毎年たくさんの新入社員が入社しては、一年が過ぎる頃には三割がた辞めていく。
正社員雇用というものには、ノルマがついて回る。
年間の店舗予算から割返して、月予算、日割り予算。
そして、一日の個人予算。
販売という仕事は楽しい。
けれど、どの店でも上手くいくわけじゃない。
「あー、どうしようかな。
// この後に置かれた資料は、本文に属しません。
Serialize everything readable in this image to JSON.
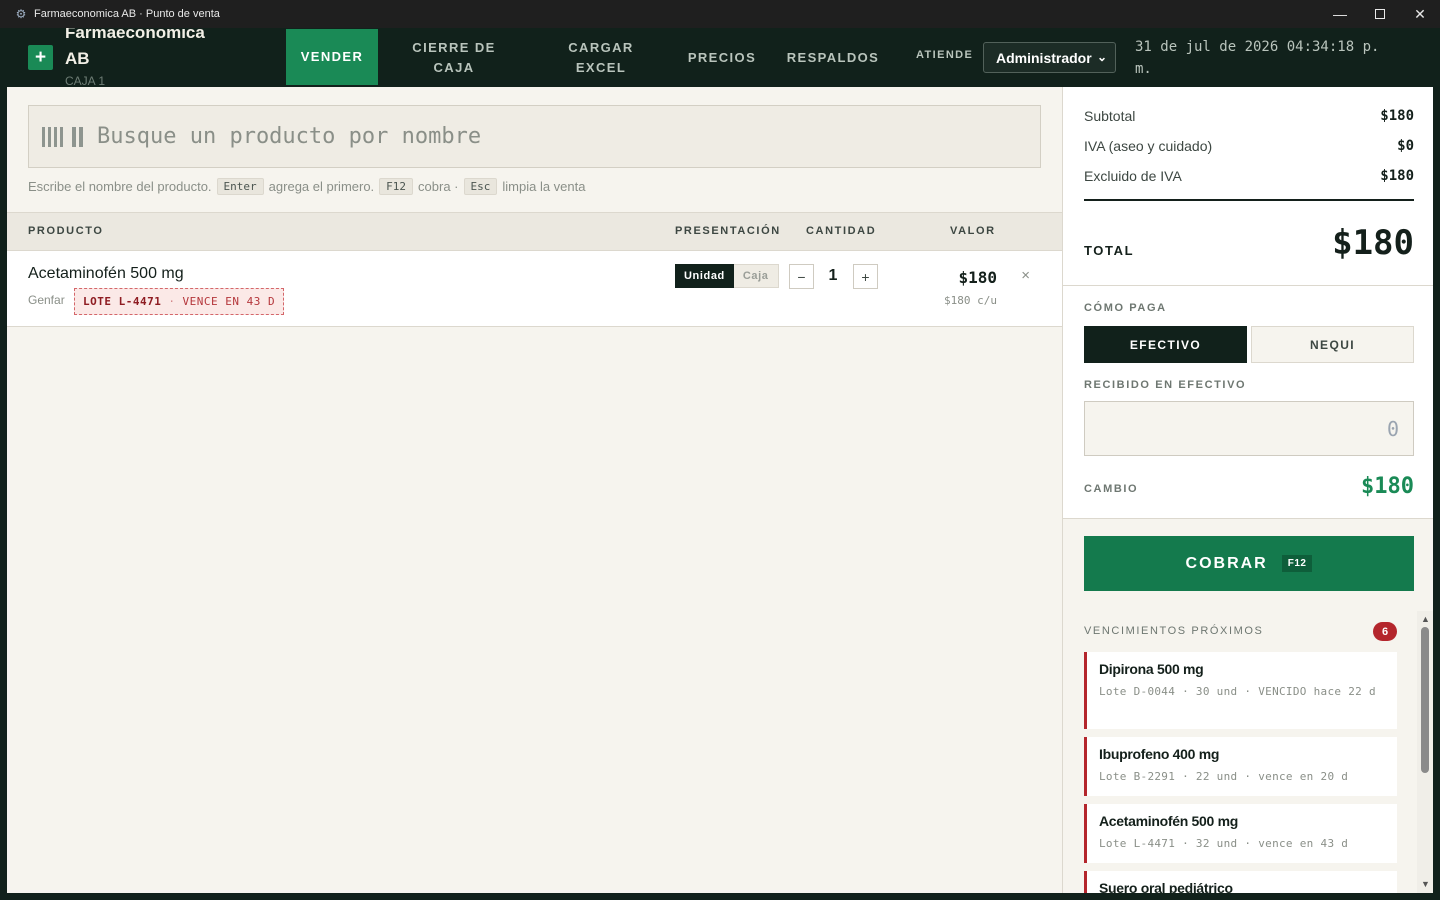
{
  "window": {
    "title": "Farmaeconomica AB · Punto de venta"
  },
  "header": {
    "brand_line1": "Farmaeconomica",
    "brand_line2": "AB",
    "caja": "CAJA 1",
    "nav": [
      {
        "label": "VENDER",
        "active": true
      },
      {
        "label": "CIERRE DE CAJA",
        "active": false
      },
      {
        "label": "CARGAR EXCEL",
        "active": false
      },
      {
        "label": "PRECIOS",
        "active": false
      },
      {
        "label": "RESPALDOS",
        "active": false
      }
    ],
    "atiende_label": "ATIENDE",
    "user": "Administrador",
    "clock": "31 de jul de 2026 04:34:18 p. m."
  },
  "search": {
    "placeholder": "Busque un producto por nombre",
    "hint_1": "Escribe el nombre del producto.",
    "key_enter": "Enter",
    "hint_2": "agrega el primero.",
    "key_f12": "F12",
    "hint_3": "cobra ·",
    "key_esc": "Esc",
    "hint_4": "limpia la venta"
  },
  "table": {
    "headers": {
      "producto": "PRODUCTO",
      "presentacion": "PRESENTACIÓN",
      "cantidad": "CANTIDAD",
      "valor": "VALOR"
    },
    "rows": [
      {
        "name": "Acetaminofén 500 mg",
        "lab": "Genfar",
        "lote": "LOTE L-4471",
        "vence": "VENCE EN 43 D",
        "pres_unidad": "Unidad",
        "pres_caja": "Caja",
        "qty": "1",
        "valor": "$180",
        "valor_unit": "$180 c/u",
        "remove": "×"
      }
    ]
  },
  "totals": {
    "subtotal_label": "Subtotal",
    "subtotal": "$180",
    "iva_label": "IVA (aseo y cuidado)",
    "iva": "$0",
    "excluido_label": "Excluido de IVA",
    "excluido": "$180",
    "total_label": "TOTAL",
    "total": "$180"
  },
  "payment": {
    "label": "CÓMO PAGA",
    "efectivo": "EFECTIVO",
    "nequi": "NEQUI",
    "selected": "EFECTIVO",
    "recibido_label": "RECIBIDO EN EFECTIVO",
    "recibido_placeholder": "0",
    "cambio_label": "CAMBIO",
    "cambio": "$180",
    "cobrar_label": "COBRAR",
    "cobrar_key": "F12"
  },
  "vencimientos": {
    "label": "VENCIMIENTOS PRÓXIMOS",
    "count": "6",
    "items": [
      {
        "name": "Dipirona 500 mg",
        "detail": "Lote D-0044 · 30 und · VENCIDO hace 22 d"
      },
      {
        "name": "Ibuprofeno 400 mg",
        "detail": "Lote B-2291 · 22 und · vence en 20 d"
      },
      {
        "name": "Acetaminofén 500 mg",
        "detail": "Lote L-4471 · 32 und · vence en 43 d"
      },
      {
        "name": "Suero oral pediátrico",
        "detail": ""
      }
    ]
  },
  "colors": {
    "header_bg": "#11211b",
    "accent_green": "#1a8a56",
    "alert_red": "#b4262c",
    "panel_bg": "#f6f4ee"
  }
}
ね、長嶺くんどう思う?」
私は社内恋愛ののち、結婚をした。
主人は出世街道にのり、今では常務だ。
「横浜店の店長辞めるんですか?」
「そう、誰がいいと思う?渋谷店のサブの田中か、新宿店の中山?」
「池袋の、田村は」
「田村?田村はまだ2年目で……」
「彼女の笑顔は凄くいいですよ」
笑顔……?
「片桐さんにも、負けないくらい?」
ふは、っと。
滅多に笑わない長嶺くんが、冗談まで言った。
「まさか、お気に入りなの?」
「俺がですか?」
そうよね、そういうタイプじゃないものね。
「俺は公私は分けるタイプなんで」
「ああ、そうね。ごめんごめん。田村かー、検討してみるわ」
長嶺くんのことは主人が一目置いていたのを知っていたから、田村と聞いてピンとこなかったけれど、私は異例の人事で田村を横浜にまわした。
そして、田村はメキメキとその頭角を伸ばしていった。